Gelombang Kekerasan oleh Militansi
Pemberhentian para gubernur ini terjadi setelah pergolakan terjadi di beberapa wilayah, seperti Nablus, Jenin dan Tulkarum, yang baru-baru ini dilanda gelombang kekerasan oleh militansi Palestina yang merusak kepemimpinan Otoritas Palestina.
Meskipun para gubernur wilayah Palestina mengatakan mereka telah memperkirakan adanya perombakan selama bertahun-tahun karena tuntutan perubahan yang meningkat, namun masih banyak yang menyebut dekrit pada Kamis (10/8) itu mengejutkan mereka.
Meskipun demikian, tidak ada yang menyatakan ketidaksetujuan dengan keputusan Presiden Palestina itu, yang pemerintahannya menjadi semakin otokratis dalam beberapa tahun terakhir.
"Saya bisa memahami betapa pentingnya 'darah segara'. Ini merupakan keputusan presiden dan bahkan jika kami tidak memahami semua alasannya, kami akan mematuhinya," ucap Gubernur Jerico dan Lembah Yordani, Jihad Abu al-Assal dalam tanggapannya.

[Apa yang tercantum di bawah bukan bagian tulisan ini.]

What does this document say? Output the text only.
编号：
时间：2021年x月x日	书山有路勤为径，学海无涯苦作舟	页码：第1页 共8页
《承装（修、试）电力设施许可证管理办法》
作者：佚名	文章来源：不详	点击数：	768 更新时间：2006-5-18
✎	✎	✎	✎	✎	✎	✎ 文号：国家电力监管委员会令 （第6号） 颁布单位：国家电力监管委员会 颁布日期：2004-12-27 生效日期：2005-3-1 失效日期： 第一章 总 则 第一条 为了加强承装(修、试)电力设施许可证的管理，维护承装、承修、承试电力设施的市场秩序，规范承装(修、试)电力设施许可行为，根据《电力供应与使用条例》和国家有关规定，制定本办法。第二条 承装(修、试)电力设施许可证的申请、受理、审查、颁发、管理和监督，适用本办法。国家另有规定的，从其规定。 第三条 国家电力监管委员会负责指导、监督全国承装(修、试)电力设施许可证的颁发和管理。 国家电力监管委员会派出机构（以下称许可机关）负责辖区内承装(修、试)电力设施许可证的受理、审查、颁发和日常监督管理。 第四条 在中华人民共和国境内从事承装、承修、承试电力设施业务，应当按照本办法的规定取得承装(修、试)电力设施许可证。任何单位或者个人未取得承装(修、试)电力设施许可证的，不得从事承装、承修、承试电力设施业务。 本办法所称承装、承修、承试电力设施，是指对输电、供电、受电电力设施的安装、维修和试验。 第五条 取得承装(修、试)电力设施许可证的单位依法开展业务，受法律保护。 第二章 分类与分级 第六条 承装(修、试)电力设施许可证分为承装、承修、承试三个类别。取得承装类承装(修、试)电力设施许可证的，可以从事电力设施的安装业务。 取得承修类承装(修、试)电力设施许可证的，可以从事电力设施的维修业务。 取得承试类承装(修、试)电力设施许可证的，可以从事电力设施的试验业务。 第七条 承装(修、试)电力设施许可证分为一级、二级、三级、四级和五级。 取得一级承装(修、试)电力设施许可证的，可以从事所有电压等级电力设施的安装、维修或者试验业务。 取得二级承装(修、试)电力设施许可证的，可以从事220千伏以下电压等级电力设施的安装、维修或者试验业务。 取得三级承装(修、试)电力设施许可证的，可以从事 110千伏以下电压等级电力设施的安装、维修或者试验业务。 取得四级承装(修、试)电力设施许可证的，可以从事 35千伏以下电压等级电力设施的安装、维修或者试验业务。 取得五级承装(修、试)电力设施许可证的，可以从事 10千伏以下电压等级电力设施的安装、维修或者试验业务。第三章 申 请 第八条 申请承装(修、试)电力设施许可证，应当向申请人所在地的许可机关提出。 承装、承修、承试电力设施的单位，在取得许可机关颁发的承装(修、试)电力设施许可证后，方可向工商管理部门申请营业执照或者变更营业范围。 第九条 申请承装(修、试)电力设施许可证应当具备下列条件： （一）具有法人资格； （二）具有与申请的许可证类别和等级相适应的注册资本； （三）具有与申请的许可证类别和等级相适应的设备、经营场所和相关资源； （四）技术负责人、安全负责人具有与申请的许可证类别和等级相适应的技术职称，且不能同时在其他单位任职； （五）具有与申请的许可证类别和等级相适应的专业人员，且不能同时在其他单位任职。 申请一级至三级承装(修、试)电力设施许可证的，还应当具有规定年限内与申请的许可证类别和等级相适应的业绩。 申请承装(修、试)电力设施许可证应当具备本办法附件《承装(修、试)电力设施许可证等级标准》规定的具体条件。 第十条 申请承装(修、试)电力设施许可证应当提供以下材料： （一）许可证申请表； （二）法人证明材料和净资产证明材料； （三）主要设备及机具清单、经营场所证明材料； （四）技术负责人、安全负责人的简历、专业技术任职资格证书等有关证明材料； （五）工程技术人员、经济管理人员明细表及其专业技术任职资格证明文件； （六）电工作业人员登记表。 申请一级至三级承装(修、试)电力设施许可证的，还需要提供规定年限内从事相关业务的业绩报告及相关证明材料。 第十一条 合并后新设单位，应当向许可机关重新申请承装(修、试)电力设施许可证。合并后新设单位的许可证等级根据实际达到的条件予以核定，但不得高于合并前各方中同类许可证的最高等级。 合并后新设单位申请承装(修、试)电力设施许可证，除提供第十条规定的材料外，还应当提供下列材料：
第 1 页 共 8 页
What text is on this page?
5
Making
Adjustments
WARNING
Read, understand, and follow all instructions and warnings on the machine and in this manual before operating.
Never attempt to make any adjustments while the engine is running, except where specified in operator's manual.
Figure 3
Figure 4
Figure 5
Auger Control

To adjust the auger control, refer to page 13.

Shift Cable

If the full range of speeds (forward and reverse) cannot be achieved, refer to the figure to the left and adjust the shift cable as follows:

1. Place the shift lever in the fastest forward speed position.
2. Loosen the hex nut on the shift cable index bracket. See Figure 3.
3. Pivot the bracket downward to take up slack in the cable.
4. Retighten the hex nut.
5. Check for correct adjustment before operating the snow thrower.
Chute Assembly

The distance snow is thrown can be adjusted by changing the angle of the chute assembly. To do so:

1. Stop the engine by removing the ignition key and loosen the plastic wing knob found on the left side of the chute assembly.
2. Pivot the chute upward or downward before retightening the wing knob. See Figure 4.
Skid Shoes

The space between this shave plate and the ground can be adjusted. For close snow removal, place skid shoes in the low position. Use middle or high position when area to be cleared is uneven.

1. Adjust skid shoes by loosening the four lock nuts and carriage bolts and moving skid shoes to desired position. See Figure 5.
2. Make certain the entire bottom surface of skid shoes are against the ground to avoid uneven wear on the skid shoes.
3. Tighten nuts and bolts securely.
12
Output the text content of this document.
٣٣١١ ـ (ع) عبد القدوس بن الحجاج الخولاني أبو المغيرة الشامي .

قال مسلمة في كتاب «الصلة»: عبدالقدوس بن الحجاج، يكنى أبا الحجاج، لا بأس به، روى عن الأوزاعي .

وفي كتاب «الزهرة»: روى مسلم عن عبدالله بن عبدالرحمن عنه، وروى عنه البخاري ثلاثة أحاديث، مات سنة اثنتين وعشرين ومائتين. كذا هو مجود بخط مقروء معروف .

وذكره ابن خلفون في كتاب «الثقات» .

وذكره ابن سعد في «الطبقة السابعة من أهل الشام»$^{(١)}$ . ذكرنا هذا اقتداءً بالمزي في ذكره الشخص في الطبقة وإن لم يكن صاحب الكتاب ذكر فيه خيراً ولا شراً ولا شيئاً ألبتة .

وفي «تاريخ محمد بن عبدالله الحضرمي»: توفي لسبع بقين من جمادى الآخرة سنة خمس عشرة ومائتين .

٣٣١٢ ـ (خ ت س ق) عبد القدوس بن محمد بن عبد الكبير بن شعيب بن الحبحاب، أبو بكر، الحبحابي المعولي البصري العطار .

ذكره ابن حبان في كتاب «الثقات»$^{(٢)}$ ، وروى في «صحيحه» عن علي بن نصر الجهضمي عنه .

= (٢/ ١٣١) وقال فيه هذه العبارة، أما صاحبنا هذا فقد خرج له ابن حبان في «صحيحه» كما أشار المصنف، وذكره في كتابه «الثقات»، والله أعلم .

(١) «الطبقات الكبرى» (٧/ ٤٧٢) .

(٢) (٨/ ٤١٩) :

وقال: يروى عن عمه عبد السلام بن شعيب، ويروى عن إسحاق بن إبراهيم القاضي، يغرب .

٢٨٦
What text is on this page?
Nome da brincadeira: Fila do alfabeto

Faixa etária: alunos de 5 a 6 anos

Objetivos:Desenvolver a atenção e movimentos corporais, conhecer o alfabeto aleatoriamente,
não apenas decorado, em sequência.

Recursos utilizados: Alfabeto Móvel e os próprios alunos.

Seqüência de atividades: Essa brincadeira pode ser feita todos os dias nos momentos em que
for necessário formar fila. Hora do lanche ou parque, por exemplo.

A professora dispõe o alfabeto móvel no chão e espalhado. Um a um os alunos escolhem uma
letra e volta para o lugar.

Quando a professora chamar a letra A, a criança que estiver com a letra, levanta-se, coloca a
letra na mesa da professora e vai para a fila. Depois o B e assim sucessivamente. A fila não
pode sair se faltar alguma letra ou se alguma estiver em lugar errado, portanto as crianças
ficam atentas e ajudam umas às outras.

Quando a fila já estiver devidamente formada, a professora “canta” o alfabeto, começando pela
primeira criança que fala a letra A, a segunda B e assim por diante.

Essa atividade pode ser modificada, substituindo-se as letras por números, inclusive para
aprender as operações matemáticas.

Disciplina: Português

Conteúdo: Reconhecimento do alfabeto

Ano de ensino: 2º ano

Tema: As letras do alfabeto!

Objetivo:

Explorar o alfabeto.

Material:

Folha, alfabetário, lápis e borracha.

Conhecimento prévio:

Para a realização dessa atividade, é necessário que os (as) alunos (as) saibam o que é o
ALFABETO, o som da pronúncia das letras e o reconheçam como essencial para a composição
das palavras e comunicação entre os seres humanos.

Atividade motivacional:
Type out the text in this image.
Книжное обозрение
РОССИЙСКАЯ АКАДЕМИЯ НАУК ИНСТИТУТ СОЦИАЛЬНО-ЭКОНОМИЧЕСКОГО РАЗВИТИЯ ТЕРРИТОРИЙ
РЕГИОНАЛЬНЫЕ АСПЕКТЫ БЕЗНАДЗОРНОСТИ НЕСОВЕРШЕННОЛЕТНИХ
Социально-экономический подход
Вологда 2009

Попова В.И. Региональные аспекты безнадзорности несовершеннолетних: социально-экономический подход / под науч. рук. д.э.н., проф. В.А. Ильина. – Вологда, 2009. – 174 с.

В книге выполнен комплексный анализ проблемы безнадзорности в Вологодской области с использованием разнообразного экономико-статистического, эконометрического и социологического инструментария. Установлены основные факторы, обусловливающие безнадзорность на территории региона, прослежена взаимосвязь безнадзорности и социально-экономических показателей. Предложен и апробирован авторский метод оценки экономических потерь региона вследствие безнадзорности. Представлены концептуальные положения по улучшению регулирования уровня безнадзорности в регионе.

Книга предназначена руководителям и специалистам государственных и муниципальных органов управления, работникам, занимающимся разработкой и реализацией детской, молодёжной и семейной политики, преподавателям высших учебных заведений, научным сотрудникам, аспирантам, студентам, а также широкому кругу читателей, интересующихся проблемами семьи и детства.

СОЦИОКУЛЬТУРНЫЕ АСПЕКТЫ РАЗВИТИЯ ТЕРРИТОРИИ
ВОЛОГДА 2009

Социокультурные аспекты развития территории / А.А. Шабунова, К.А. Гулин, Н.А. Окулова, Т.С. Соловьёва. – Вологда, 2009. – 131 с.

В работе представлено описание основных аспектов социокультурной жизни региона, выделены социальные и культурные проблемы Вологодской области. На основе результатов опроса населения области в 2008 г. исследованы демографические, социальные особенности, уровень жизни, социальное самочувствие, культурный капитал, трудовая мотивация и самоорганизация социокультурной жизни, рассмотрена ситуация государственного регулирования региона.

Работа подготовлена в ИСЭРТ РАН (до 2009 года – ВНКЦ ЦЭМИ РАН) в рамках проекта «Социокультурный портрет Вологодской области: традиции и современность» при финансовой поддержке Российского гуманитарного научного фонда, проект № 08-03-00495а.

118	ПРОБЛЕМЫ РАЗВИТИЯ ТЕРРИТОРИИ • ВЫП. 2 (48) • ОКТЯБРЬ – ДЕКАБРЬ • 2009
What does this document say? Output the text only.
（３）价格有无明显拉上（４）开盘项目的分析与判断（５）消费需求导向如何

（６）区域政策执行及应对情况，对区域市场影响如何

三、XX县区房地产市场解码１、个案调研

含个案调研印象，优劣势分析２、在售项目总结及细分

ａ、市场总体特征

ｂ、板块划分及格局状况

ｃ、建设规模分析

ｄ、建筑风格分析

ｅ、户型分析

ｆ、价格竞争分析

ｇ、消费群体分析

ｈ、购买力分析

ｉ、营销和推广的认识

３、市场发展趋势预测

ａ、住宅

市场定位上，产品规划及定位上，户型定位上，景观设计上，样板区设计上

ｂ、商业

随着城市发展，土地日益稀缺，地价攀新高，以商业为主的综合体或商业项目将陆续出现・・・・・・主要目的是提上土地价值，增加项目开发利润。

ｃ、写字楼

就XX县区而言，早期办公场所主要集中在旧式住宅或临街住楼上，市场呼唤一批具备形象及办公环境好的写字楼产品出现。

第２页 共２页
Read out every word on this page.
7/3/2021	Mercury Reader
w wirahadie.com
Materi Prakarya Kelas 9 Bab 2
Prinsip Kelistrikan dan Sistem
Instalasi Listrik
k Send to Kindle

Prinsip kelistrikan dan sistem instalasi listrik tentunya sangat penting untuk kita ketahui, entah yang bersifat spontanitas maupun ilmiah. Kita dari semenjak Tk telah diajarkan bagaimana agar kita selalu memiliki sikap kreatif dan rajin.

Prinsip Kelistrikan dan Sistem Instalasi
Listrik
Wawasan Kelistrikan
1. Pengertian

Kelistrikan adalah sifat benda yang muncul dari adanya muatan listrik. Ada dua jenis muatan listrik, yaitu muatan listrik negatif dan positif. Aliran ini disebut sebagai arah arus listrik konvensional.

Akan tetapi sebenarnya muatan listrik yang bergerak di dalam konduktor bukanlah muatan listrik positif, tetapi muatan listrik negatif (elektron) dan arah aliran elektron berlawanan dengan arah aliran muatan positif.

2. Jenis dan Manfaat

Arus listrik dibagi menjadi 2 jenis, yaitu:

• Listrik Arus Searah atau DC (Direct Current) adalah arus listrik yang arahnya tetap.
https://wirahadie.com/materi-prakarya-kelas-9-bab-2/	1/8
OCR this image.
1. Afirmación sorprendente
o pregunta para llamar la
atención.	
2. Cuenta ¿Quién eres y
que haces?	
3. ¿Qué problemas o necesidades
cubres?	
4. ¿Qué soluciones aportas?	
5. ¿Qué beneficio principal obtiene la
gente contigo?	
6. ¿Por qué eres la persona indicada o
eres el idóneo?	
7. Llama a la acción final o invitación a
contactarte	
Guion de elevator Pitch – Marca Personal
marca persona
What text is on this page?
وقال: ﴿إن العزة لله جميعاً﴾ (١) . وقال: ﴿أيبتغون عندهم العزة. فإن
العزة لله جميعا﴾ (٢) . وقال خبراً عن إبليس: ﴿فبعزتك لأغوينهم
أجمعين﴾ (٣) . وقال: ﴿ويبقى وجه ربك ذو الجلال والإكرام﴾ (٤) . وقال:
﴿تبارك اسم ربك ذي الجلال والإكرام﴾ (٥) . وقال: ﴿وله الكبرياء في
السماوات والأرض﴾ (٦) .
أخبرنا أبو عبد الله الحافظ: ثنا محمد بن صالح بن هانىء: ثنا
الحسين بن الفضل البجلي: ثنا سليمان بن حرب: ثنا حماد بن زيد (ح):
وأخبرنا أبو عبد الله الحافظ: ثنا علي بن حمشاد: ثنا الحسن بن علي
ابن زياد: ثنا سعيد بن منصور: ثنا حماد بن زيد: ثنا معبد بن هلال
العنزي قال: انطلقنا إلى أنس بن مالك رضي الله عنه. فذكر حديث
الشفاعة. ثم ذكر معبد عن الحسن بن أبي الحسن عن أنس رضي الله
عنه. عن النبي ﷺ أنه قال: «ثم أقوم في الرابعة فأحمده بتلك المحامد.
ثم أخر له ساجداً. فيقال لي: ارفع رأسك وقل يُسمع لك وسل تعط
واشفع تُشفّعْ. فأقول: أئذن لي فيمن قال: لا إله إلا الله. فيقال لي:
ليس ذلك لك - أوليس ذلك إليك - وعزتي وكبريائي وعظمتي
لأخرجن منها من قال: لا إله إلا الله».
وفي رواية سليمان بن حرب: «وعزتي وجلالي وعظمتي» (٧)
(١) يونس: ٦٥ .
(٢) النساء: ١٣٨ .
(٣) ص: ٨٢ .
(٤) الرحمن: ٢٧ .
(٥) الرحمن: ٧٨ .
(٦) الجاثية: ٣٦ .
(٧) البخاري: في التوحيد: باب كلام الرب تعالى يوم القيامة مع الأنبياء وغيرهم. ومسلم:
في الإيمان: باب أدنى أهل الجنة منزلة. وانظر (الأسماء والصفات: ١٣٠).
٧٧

Perombakan politik ini dilakukan ketika Partai Fatah yang beraliran nasionalis sekuler, yang menjalankan Otoritas Palestina yang diakui secara internasional, menghadapi kritis yang semakin meningkat, baik internal maupun eksternal.
Sementara rakyat Palestina sendiri tidak memiliki kesempatan untuk memberikan suara mereka dalam pemilu nasional sejak tahun 2006. Masa jabatan empat tahun yang dipegang Abbas secara teknis berakhir pada tahun 2009 lalu.